Getting Started#
topicwizard is a pretty and opinionated Python library for topic model visualization built on Dash and Plotly. This website contains the user guide to topicwizard as well as the API reference.
Installation#
topicwizard can be simply installed by installing the PyPI package.
pip install topic-wizard
Usage#
Build a scikit-learn compatible topic pipeline with classical models.
Note
If you intend to investigate non-scikit-learn models, please have a look at Compatibility
from sklearn.decomposition import NMF
from sklearn.feature_extraction.text import CountVectorizer
from topicwizard.pipeline import make_topic_pipeline
bow_vectorizer = CountVectorizer()
nmf = NMF(n_components=10)
model = make_topic_pipeline(bow_vectorizer, nmf)

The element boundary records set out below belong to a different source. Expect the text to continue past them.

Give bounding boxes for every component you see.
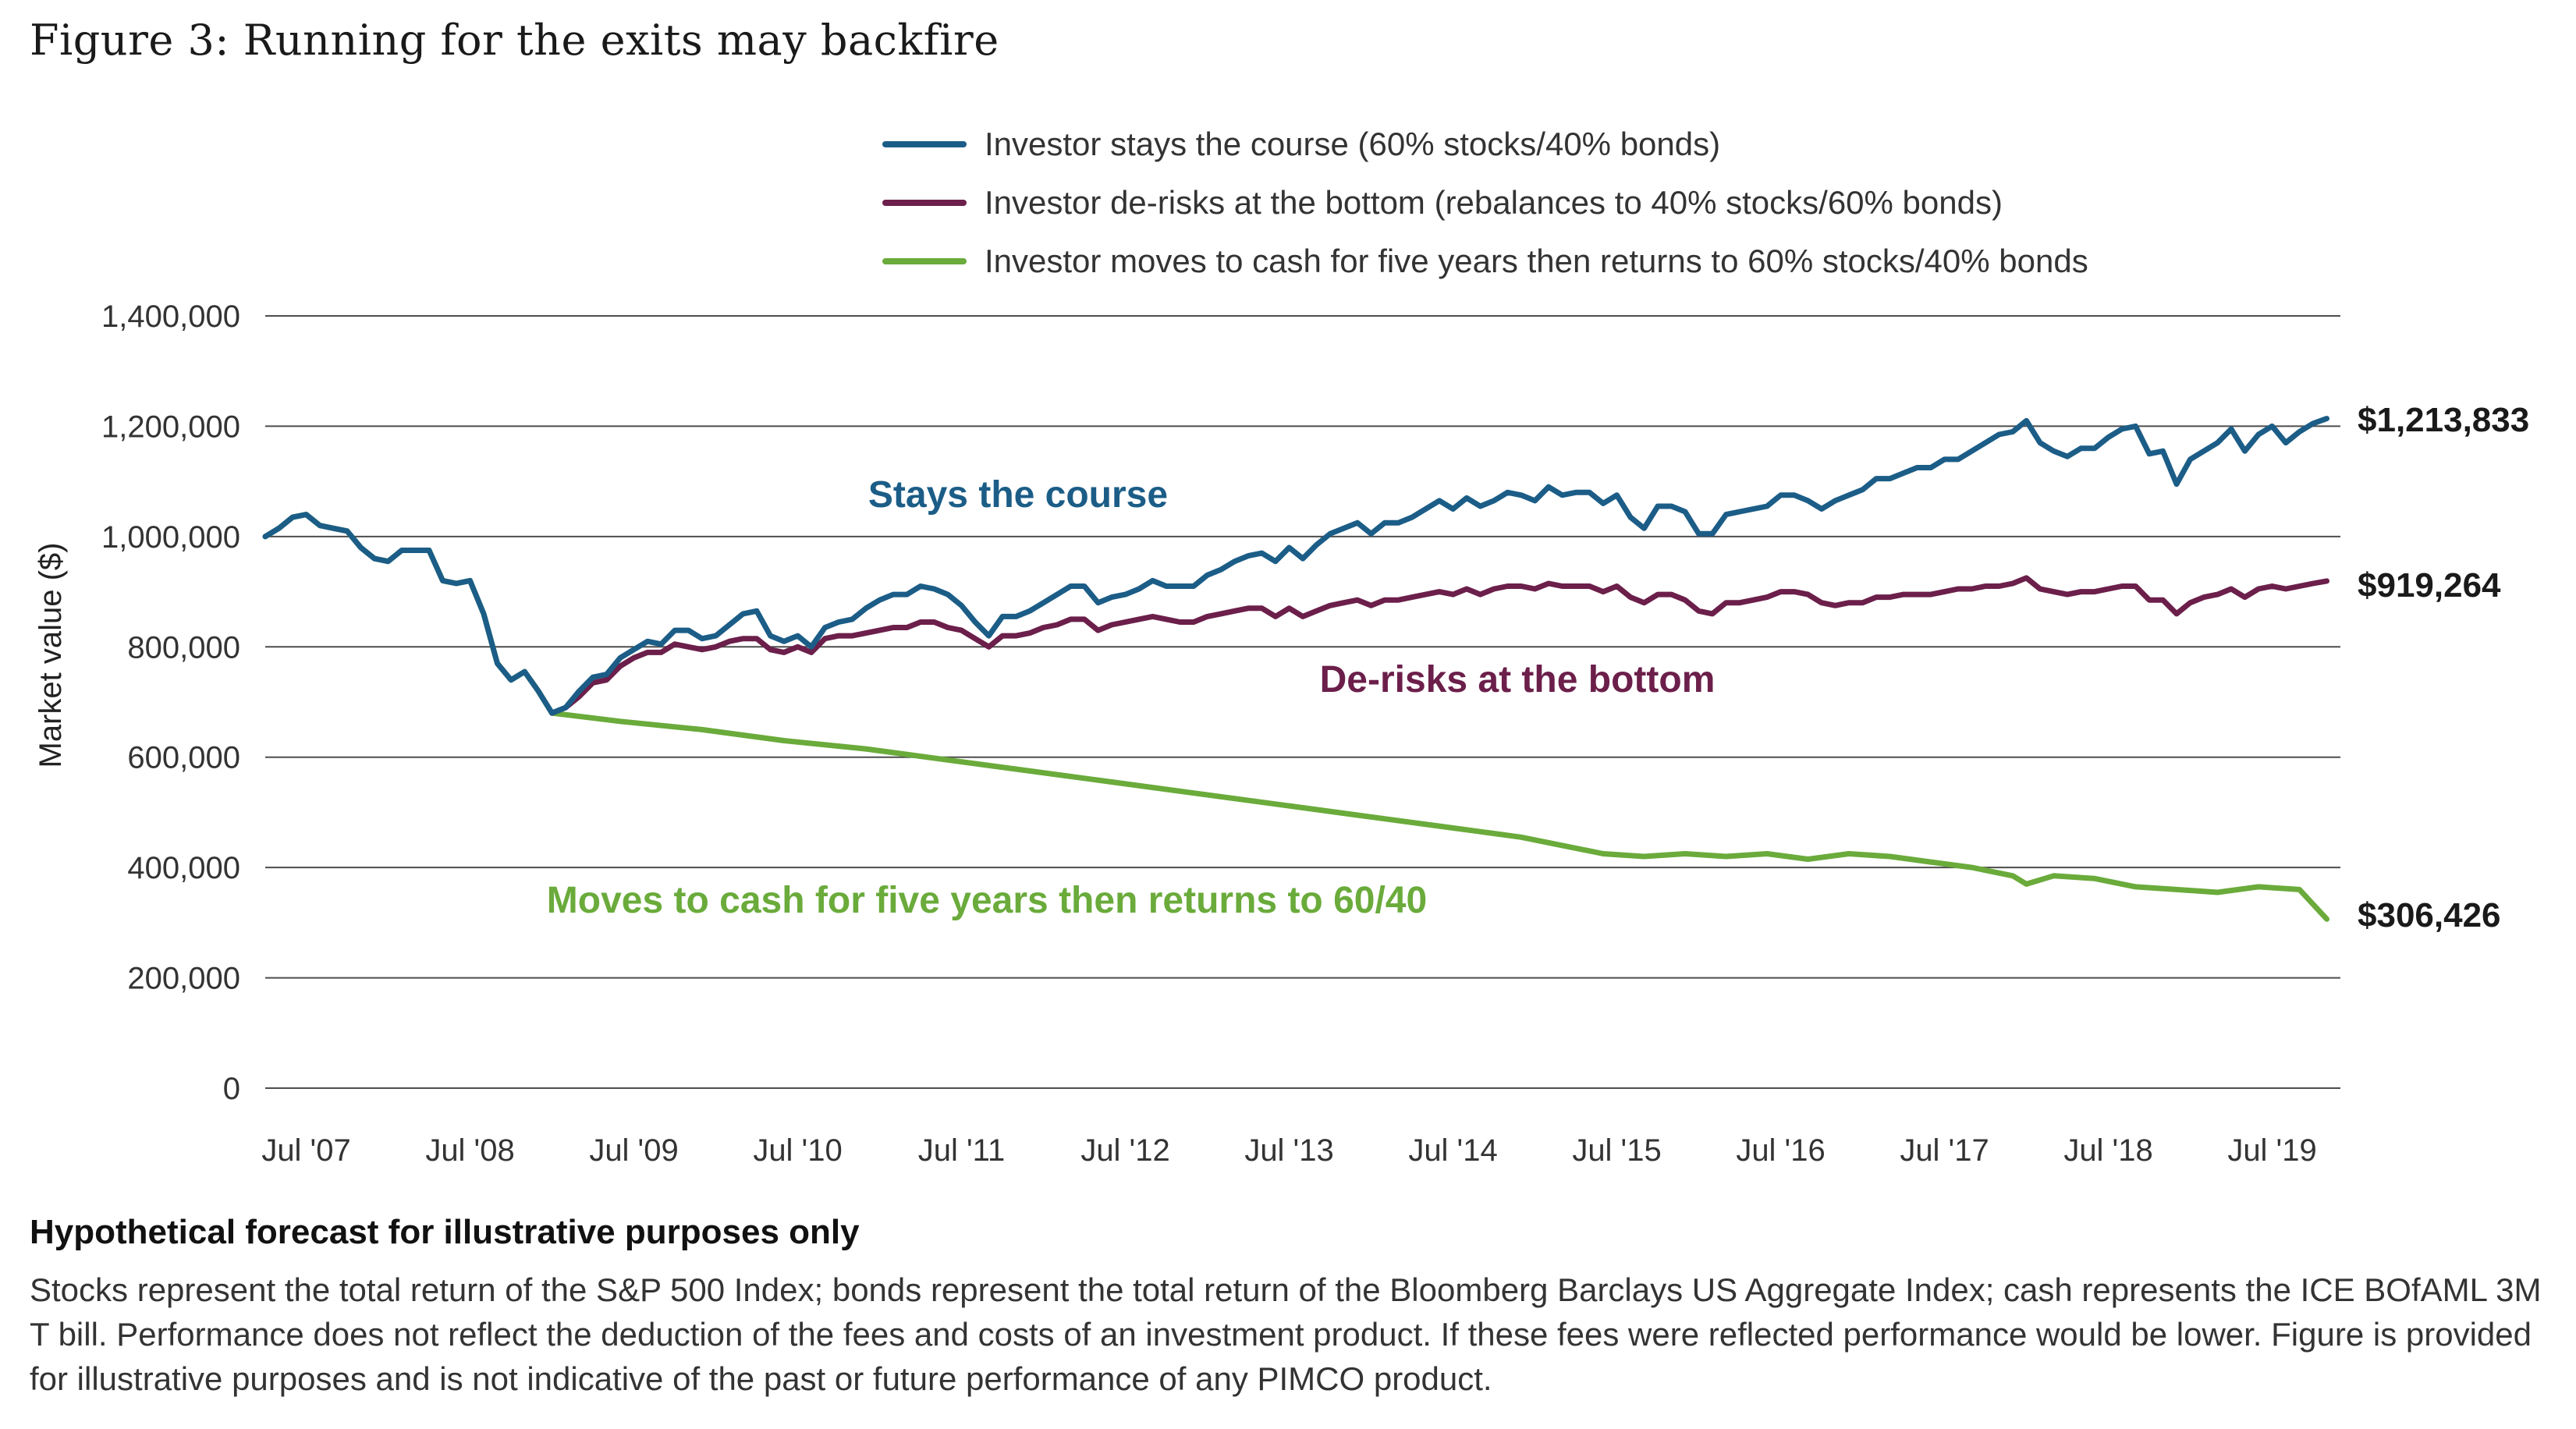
x-tick-label: Jul '12 (1080, 1133, 1169, 1168)
x-tick-label: Jul '13 (1244, 1133, 1333, 1168)
x-tick-label: Jul '17 (1900, 1133, 1989, 1168)
y-tick-label: 400,000 (127, 851, 240, 885)
forecast-disclaimer-heading: Hypothetical forecast for illustrative p… (30, 1213, 860, 1251)
x-tick-label: Jul '10 (753, 1133, 842, 1168)
x-tick-label: Jul '07 (261, 1133, 350, 1168)
series-line-cash (262, 512, 2329, 922)
legend-label: Investor moves to cash for five years th… (985, 243, 2088, 279)
y-tick-label: 1,000,000 (101, 520, 240, 555)
series-line-derisks (549, 575, 2329, 716)
y-axis-label: Market value ($) (34, 543, 68, 768)
x-tick-label: Jul '16 (1736, 1133, 1825, 1168)
x-tick-label: Jul '15 (1572, 1133, 1661, 1168)
y-tick-label: 200,000 (127, 962, 240, 996)
y-axis-ticks: 0 200,000 400,000 600,000 800,000 1,000,000 1,… (101, 300, 240, 1106)
y-tick-label: 1,400,000 (101, 300, 240, 334)
series-label-cash: Moves to cash for five years then return… (547, 880, 1427, 921)
figure-title: Figure 3: Running for the exits may back… (30, 16, 999, 65)
y-tick-label: 1,200,000 (101, 410, 240, 444)
footnote: Stocks represent the total return of the… (30, 1271, 2542, 1397)
x-tick-label: Jul '19 (2227, 1133, 2316, 1168)
x-axis-ticks: Jul '07 Jul '08 Jul '09 Jul '10 Jul '11 Jul '… (261, 1133, 2316, 1168)
legend-label: Investor stays the course (60% stocks/40… (985, 126, 1720, 162)
y-tick-label: 600,000 (127, 741, 240, 775)
chart-series (262, 416, 2329, 922)
x-tick-label: Jul '08 (425, 1133, 514, 1168)
y-tick-label: 800,000 (127, 630, 240, 665)
end-value-stays: $1,213,833 (2358, 401, 2529, 439)
chart-gridlines (265, 315, 2340, 1089)
end-value-derisks: $919,264 (2358, 566, 2501, 605)
series-label-derisks: De-risks at the bottom (1320, 659, 1716, 700)
legend-label: Investor de-risks at the bottom (rebalan… (985, 184, 2003, 221)
chart-annotations: Stays the course $1,213,833 De-risks at th… (547, 401, 2529, 934)
end-value-cash: $306,426 (2358, 896, 2501, 934)
chart-legend: Investor stays the course (60% stocks/40… (882, 126, 2088, 279)
x-tick-label: Jul '11 (918, 1133, 1005, 1168)
series-line-stays (262, 416, 2329, 716)
x-tick-label: Jul '18 (2063, 1133, 2152, 1168)
line-chart: Investor stays the course (60% stocks/40… (34, 126, 2529, 1168)
x-tick-label: Jul '09 (589, 1133, 678, 1168)
series-label-stays: Stays the course (868, 474, 1168, 516)
x-tick-label: Jul '14 (1408, 1133, 1497, 1168)
y-tick-label: 0 (223, 1072, 240, 1106)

Or build a contextually sensitive topic model with Turftopic or BERTopic:
from turftopic import KeyNMF
model = KeyNMF(n_components=10)
The easiest and most sensible way to visualize is with the topicwizard web application.
import topicwizard
topicwizard.visualize(texts, model=model)
You can also you individual interactive plots to create individual visualizations you might be interested in.
Here is an example of how you can visualize words’ relations to each other in a topic model:
from topicwizard.figures import word_map
topic_data = topic_pipeline.prepare_topic_data(corpus)
word_map(topic_data)
This will open a new browser tab in which you can investigate topic models visually.